3 thoughts on “TBLPOD20june2013

  1. Georgia’s fertiliser use is low by world standards. Only 40% of farms use any fertiliser at all, and only 4% of farms use fertilisers other than Georgian-manufactured Ammonium Nitrate (a nitrogen fertiliser made with Russian natural gas in Rustavi). SOCAR are establishing another nitrogen fertiliser factory on the Black Sea coast, producing solid urea from Azeri gas, but most of this will be exported.

    Use of non-nitrogenous fertilisers is now well accepted in most modern farming sectors, including not only Potassium and Phosphate but other nutrients like Magnesium, Sulphur, Copper, Boron and Zinc, all of which are required by plants for good plant health, development and productivity, and these are frequently deficient in Georgian soils.

    The poor adoption of modern crop nutrition by Georgian farmers is partly attributable to lack of operating capital, partly due to risk aversion and a reluctance to tie up “too much” operating capital in a crop, and partly due to lack of experience and understanding. Modern potato farms run in Kvemo Kartli and Samtske-Javakheti by Georgian investors and modern cereal cropping properties owned by South Africans in Sartichala and Gardabani are starting to demonstrate the true productive potential of Georgian farming when modern nutrition and crop care is used, and neighbours are enquiring how to improve their yields using these techniques.

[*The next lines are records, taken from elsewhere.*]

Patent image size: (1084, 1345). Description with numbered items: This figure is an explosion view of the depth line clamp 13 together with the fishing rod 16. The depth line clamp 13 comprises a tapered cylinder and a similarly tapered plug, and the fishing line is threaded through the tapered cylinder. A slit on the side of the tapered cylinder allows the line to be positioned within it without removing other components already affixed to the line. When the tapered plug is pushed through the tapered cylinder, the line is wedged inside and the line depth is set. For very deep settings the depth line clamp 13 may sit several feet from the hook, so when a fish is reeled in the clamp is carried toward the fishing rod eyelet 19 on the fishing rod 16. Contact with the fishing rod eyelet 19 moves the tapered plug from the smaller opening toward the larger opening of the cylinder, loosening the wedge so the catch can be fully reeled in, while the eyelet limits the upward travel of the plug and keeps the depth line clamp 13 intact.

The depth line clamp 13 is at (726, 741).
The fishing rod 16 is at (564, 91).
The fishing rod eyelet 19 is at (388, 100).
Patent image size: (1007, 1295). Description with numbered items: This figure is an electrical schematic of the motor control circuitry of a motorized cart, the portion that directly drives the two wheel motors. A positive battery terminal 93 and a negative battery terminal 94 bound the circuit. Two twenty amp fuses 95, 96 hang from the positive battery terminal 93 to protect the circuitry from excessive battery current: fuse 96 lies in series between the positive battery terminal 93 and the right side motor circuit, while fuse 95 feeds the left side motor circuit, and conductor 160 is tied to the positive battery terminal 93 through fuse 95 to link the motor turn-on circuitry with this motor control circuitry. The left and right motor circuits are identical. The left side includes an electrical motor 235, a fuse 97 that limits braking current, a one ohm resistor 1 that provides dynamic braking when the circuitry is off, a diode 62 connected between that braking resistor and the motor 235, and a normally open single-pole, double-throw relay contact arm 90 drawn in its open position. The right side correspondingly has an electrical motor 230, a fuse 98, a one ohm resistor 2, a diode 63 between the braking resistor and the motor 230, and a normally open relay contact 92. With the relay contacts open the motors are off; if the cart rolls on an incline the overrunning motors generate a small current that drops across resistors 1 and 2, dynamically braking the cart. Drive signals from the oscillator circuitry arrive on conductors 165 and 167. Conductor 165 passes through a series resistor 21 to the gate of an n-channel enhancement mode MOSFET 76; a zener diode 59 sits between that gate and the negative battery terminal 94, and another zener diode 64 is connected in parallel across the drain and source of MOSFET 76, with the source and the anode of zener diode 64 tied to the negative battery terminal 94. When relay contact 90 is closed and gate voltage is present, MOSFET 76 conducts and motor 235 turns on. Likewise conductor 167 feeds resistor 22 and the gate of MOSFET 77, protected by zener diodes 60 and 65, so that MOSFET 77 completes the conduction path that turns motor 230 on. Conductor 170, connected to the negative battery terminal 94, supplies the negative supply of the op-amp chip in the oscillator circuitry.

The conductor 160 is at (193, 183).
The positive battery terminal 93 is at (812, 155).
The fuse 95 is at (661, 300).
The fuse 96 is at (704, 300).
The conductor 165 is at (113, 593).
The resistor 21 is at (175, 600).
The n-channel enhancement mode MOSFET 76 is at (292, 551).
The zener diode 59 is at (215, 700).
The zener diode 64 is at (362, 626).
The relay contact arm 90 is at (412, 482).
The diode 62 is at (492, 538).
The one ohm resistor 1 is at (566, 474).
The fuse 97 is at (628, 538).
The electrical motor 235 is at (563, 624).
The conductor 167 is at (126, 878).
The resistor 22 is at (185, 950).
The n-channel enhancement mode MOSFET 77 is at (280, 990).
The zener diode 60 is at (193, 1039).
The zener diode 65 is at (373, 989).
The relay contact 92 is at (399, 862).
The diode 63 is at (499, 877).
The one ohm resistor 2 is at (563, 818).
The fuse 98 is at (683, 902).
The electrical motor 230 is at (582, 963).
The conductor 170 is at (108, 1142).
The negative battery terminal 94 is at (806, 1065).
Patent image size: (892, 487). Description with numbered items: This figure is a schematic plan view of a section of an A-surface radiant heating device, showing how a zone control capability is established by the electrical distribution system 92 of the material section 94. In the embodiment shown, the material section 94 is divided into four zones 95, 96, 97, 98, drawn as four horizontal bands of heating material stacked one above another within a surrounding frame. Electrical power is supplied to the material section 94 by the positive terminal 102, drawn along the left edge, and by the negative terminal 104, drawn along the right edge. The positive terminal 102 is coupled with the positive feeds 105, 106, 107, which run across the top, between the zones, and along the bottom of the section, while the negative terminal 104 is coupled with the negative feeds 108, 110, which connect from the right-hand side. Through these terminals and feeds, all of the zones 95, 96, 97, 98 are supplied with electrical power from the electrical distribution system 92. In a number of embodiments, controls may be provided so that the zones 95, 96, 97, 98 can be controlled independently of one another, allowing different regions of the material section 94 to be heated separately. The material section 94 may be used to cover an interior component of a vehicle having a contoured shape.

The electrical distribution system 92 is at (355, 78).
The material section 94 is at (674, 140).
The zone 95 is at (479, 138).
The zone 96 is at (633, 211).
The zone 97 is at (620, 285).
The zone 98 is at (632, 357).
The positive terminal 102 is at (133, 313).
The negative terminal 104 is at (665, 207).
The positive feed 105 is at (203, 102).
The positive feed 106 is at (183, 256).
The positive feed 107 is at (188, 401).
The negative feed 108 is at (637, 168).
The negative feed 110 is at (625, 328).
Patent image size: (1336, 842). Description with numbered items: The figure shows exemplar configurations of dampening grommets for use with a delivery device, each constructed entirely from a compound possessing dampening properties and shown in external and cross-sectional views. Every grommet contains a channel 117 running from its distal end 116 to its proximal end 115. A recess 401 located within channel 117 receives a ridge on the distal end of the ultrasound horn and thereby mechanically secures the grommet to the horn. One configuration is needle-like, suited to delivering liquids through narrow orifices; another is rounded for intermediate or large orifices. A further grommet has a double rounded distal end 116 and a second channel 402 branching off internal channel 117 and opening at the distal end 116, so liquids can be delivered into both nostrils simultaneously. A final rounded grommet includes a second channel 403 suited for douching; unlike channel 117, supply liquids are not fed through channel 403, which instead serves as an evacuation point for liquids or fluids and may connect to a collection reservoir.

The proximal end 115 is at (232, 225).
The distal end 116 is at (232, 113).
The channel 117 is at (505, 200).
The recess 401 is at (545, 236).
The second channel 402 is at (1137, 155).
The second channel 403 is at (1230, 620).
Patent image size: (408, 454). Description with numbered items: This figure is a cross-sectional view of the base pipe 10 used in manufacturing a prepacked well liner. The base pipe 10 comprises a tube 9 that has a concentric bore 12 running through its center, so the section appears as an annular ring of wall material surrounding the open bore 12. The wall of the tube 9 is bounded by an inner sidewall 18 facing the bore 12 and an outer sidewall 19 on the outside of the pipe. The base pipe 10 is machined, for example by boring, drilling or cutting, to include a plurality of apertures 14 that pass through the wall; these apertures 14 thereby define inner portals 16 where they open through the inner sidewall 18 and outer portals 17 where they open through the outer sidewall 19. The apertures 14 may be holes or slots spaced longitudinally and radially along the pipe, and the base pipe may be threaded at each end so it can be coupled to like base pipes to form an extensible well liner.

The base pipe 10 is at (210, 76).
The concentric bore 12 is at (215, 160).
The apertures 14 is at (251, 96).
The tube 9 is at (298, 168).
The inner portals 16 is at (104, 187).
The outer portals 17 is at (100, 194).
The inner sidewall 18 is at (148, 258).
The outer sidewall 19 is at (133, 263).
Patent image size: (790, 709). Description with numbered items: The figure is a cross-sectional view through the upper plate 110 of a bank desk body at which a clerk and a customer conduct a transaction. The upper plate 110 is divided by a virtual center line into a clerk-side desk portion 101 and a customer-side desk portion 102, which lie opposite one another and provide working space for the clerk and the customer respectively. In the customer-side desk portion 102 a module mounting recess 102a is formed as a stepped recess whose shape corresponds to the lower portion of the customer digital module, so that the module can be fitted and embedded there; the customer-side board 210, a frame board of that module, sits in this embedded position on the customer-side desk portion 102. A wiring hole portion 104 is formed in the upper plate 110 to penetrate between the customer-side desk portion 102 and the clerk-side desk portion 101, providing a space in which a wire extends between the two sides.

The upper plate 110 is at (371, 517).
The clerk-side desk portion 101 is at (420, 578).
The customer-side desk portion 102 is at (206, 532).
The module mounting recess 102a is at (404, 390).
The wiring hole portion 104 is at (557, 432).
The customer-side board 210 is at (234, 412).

    While some soils in Georgia are of high fertility, after years under crop they will eventually become depleted of nutrients, yield and quality parameters of crop will fall, and the plants will need nutritional supplementation. This is the same everywhere in the world; you cannot “mine your soils” for nutrients indefinitely without replacing what you have removed. Soils in many mountain districts, many regions in Georgia’s west and parts of southeastern Georgia are objectively of low fertility and it is difficult to generate an economic return without appropriate modern plant nutrition methodologies. Acid soils in the Black Sea regions impair the ability of plants to absorb nutrient from soils and result in higher fertiliser requirements per hectare than in pH neutral soils.

    Those Georgian farmers obtaining yields within 20% of European norms are all practicing some version of modern crop nutrition, using solid or liquid chemical fertilisers in a responsible manner. The very high cost of soil and plant tissue testing in Georgia is forcing them to send samples abroad by airfreight to get cost-effective recommendations on how much fertiliser to apply to achieve a target yield of crop.

  2. I today had the chance to see Giga Bokeria, David Bakradze and Gigi Ugulava speak at an European People’s Party event in the European Parliament. The event was reasonably well attended about 70-80 people. Mainly assistants and interested staff I spotted a few Members of Parliament. The three performed very professionally underlining the UNM’s acceptance of their election defeat last year, whilst pointing out their in their eyes unfair treatment through the GD government. The striking thing was that Bakradze, when complaining about Merabishvili’s fate, obviously and very, very carefully avoided to state if he personally thought Merabishvili was innocent of the claims made against him. Is the UNM or Bakradze distancing himself from Merabishvili?